Even though the Veterans Administration and the Pentagon have been working to integrate their electronic medical records systems for over a decade, they still can’t fully communicate with each other, according to a report (PDF) by the Government Accountability Office. While the departments have made some progress, the GAO says they “continue to face challenges in managing the activities required to achieve this inherently complex goal.” Of the information the departments are able to share, much of it is not readable by computers. Instead, much of the sharing involves what are essentially electronic versions of paper documents, rather than fully sortable and analyzable information databases. Without fully computable data, the DoD and VA are “missing 95 percent of the potential benefits of an integrated system,” says Phillip Longman, a senior fellow at the New America Foundation and the author of Best Care Anywhere: Why VA Health Care is Better Than Yours.
“The really big payoff for health IT is when you have it truly integrated across large populations so that researchers can go back after the fact and study patient outcomes,” Longman explains.

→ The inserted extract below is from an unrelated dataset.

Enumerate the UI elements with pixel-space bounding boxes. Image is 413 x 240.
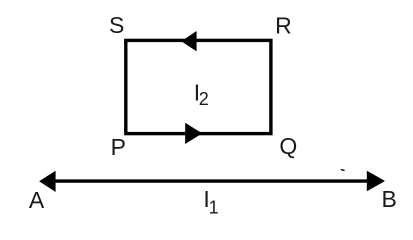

The VA’s VistA system, which has fully computable data, allowed VA doctors to be among the first to notice the dangers of Vioxx, an arthritis drug that increased the rate of heart attacks in patients. But if you’re dealing with paper records or with files that have simply been scanned, you can’t do that kind of research, Longman says.
And that’s exactly the problem. After a decade of effort, the DoD is still struggling to get its proprietary, black box software to work with the open-source VistA. The sharing they have now “essentially takes the place of a fax machine,” Longman says—it doesn’t hold a candle to the effectiveness of simply adopting VistA government-wide. Critics like Longman have long wondered why the Pentagon has spent $20 billion on a medical records system that military doctors hate because it barely works and is so hard to use. “Were it not for various bureaucratic wars, DoD could be wired for VistA in an afternoon,” Longman says.
Longman’s real worry, however, is that the kind of inefficiency and chaos that has plagued the DoD’s electronic medical records boondoggle will soon hit the private sector. He believes that if the government requires hospitals and other health care providers to adopt electronic medical records as part of health care reform legislation, then those providers should have to show cause if they want to use closed-source software. (VistA, because it’s free and extremely sophisticated, would presumably be the alternative for those who could not prove they needed to buy proprietary software.) “The GAO seems to be completely [oblivous] of these larger issues,” Longman says. He sees two different paths for health IT. “If most of American health care ends up being wired by proprietary software makers, we will have set ourselves on a path of development that will negatively affect how well we adopt health IT,” he says. Open-source software like VistA has the advantages of being developed with the direct input of doctors (its users), being constantly updated and refined, and being free. Longman is hoping that just because DoD decided that free, sophisticated, and effective wasn’t the route it wanted to go doesn’t mean the rest of the American health care sector has to follow suit.